While Shea was not willing to divulge what direction KLPD plans to go in regards to re-licensing its dams, he did say he is not joining the district in time to manage himself out of a job.

“That was one of the questions I asked and I was told in no uncertain terms that they aren’t going anywhere, the district is not interested in dissolving in any way whatsoever.”

Shea, a 1996 graduate of the University of New England spent a decade in the building industry before entering public service. He was city manager in Hallowell from 2008 to June 2011, when he took the Arundel job, reportedly to be closer to his home in Lyman. Shea grew up in Biddeford.

Shea was making $77,000 per year plus benefits as town manager of Arundel. While he declined to say how much he’d make at KLPD, referring the question to the board of trustees, he did allow that, “it is an increase in pay, with some added benefits including performance bonuses.”

Founded in 1893 as a branch of Kennebunk municipal government, KLPD was chartered as an independent entity in 1951. It is one of two light and power districts created by the state legislature, the other being in Van Buren. A consumer-owned, nonprofit, KLPD supplies electricity to 6,599 customers in Lyman, Wells and Arundel, as well as most of Kennebunk.

KLPD was besieged by rumors in Jan. 2014 that it had been taken over by Central Maine Power. Kennebunk Police said phone calls made to KLPD customers at the time to “resolve client debts” were part of a scam designed to collect credit card information.

On Jan. 1 KLPD rates were slated to go up 2¢, to 8.5¢ per kilowatt hour.
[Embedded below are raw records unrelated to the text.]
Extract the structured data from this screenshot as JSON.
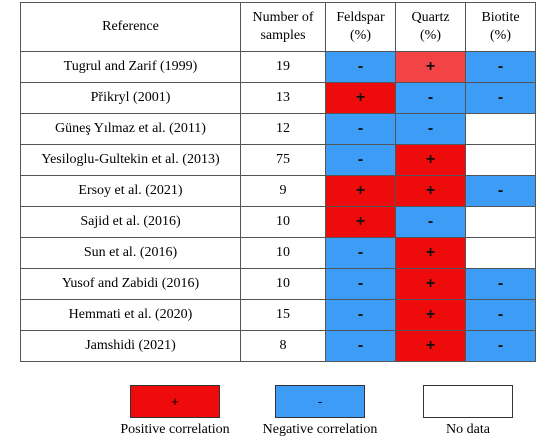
{
  "headers": {
    "reference": "Reference",
    "samples_l1": "Number of",
    "samples_l2": "samples",
    "feldspar_l1": "Feldspar",
    "feldspar_l2": "(%)",
    "quartz_l1": "Quartz",
    "quartz_l2": "(%)",
    "biotite_l1": "Biotite",
    "biotite_l2": "(%)"
  },
  "rows": [
    {
      "ref": "Tugrul and Zarif (1999)",
      "n": "19",
      "feldspar": "-",
      "quartz": "+",
      "biotite": "-"
    },
    {
      "ref": "Přikryl  (2001)",
      "n": "13",
      "feldspar": "+",
      "quartz": "-",
      "biotite": "-"
    },
    {
      "ref": "Güneş Yılmaz et al. (2011)",
      "n": "12",
      "feldspar": "-",
      "quartz": "-",
      "biotite": ""
    },
    {
      "ref": "Yesiloglu-Gultekin  et al. (2013)",
      "n": "75",
      "feldspar": "-",
      "quartz": "+",
      "biotite": ""
    },
    {
      "ref": "Ersoy et al. (2021)",
      "n": "9",
      "feldspar": "+",
      "quartz": "+",
      "biotite": "-"
    },
    {
      "ref": "Sajid et al. (2016)",
      "n": "10",
      "feldspar": "+",
      "quartz": "-",
      "biotite": ""
    },
    {
      "ref": "Sun et al. (2016)",
      "n": "10",
      "feldspar": "-",
      "quartz": "+",
      "biotite": ""
    },
    {
      "ref": "Yusof and Zabidi (2016)",
      "n": "10",
      "feldspar": "-",
      "quartz": "+",
      "biotite": "-"
    },
    {
      "ref": "Hemmati et al. (2020)",
      "n": "15",
      "feldspar": "-",
      "quartz": "+",
      "biotite": "-"
    },
    {
      "ref": "Jamshidi (2021)",
      "n": "8",
      "feldspar": "-",
      "quartz": "+",
      "biotite": "-"
    }
  ],
  "legend": {
    "positive_symbol": "+",
    "positive_label": "Positive correlation",
    "negative_symbol": "-",
    "negative_label": "Negative correlation",
    "nodata_label": "No data"
  },
  "colors": {
    "positive": "#ee0b0b",
    "negative": "#3d9cf5",
    "no_data": "#ffffff"
  }
}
Staz told the Post in November that the average KLPD residential customer uses 750 kilowatt hours of energy per month, equating to an expected average rate increase of $15.43 per month.
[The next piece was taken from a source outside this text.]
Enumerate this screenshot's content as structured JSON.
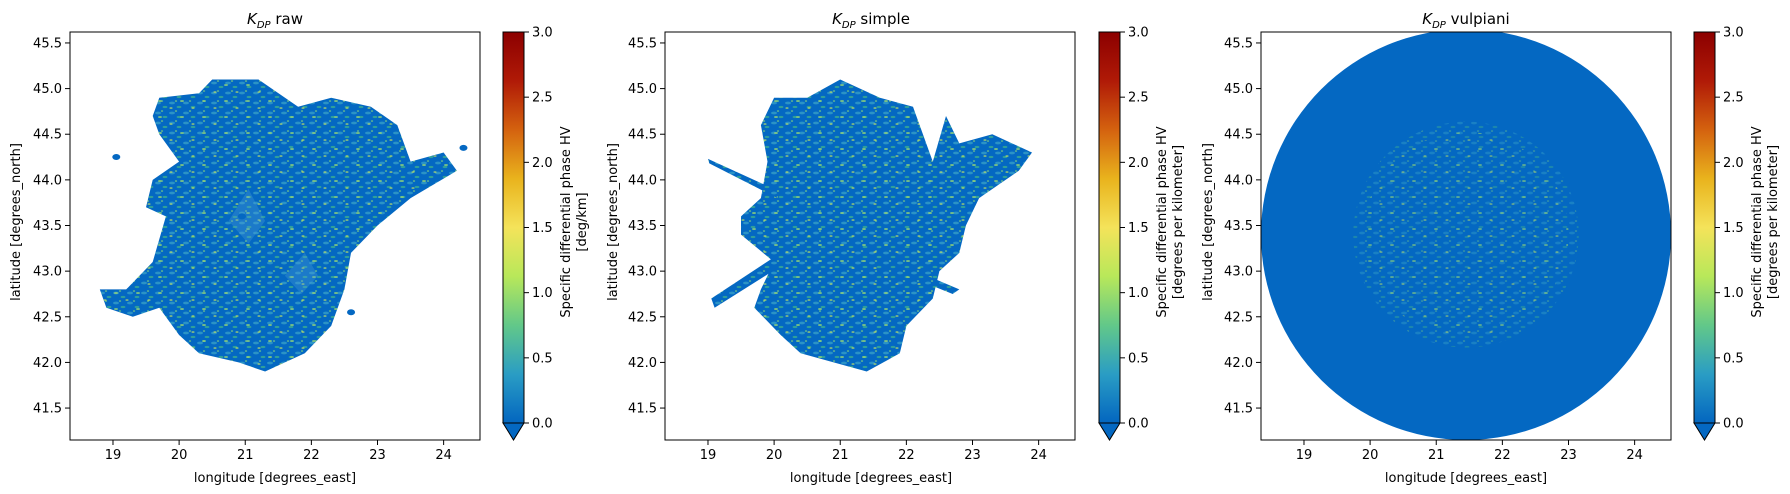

“The energy industry as a whole is being challenged because of the high cost of production,” said Shea. “So, I’m excited about helping them [KLPD] find new sources of revenue. I will do my best to be a steward of the history of the district while simultaneously looking ahead to the future.”

Now, Arundel must look to the future as well.
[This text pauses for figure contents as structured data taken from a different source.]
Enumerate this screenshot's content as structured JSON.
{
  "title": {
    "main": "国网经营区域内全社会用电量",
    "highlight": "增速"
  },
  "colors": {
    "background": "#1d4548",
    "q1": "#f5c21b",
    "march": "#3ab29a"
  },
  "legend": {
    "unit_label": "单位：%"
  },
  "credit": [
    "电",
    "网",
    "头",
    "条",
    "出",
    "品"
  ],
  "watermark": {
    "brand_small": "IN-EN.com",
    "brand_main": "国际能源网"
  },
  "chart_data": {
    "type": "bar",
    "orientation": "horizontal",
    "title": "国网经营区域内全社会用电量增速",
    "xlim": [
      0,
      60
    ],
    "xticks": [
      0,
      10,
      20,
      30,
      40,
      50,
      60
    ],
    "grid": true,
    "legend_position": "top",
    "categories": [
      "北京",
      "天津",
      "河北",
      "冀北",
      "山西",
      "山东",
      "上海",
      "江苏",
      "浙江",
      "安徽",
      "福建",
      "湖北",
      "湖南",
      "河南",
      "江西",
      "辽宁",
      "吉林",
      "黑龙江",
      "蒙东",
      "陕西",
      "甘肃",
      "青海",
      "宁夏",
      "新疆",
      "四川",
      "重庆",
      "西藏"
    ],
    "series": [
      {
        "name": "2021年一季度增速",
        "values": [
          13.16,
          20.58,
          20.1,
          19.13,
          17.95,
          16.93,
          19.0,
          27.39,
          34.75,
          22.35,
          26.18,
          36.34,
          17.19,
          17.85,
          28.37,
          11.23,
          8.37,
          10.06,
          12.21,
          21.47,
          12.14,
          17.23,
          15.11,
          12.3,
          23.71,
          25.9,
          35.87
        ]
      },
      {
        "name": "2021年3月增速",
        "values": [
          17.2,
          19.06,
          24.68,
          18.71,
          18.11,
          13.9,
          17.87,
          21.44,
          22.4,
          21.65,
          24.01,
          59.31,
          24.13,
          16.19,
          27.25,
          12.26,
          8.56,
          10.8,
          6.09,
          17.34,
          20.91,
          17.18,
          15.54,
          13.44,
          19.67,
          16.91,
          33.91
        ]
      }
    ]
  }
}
“I believe that Todd has been very good for the town of Arundel. He’s a good-natured, level-headed individual and is very approachable,” said Dubois. “His enthusiasm has a way of brightening up the room and those traits have made him an excellent manager for the town of Arundel. Todd has done an excellent job in keeping taxes flat while continuing to push to build our capital projects fund for town infrastructure. His services will truly be missed.”

Selectman Thomas Danylik said Shea submitted his resignation Dec. 22. His last day with the town will be Jan. 30.

Danylik, who spearheaded the last town manager search in Arundel, has already got the ball rolling on a new effort. A human resources consulting agency will be contracted to help with the selection process, he said.

“I’m not sure we’re going to have time to go through the formal bid process, but I have already contacted several firms and asked them to submit proposals,” said Danylik, “We’d like to have someone in here, the sooner the better, but you don’t want to make a hasty decision, either, in this context.

“I really anticipate that we’ll need an interim [town manager,” said Danylik, adding, “This is just my personal view, but I think the board was very satisfied with the work Todd provided and the direction he took us in.”

Asked what qualities he’d most like to see in Shea’s replacement, Danylik said it comes down to dollars and cents, along with a healthy supply of good ol’ common sense.

“First and foremost, I’m looking for someone with a handle on budgetary matters, someone who can handle personnel matters, and someone who can handle the public, and by handle I mean be respectful while at the same time implementing the policies of the board in way that is evenhanded to everybody.”

For his part, Shea is rooting for the town to find exactly that.

“Arundel it is great community,” he said. “Hopefully someone in this industry will see that and want to come here.”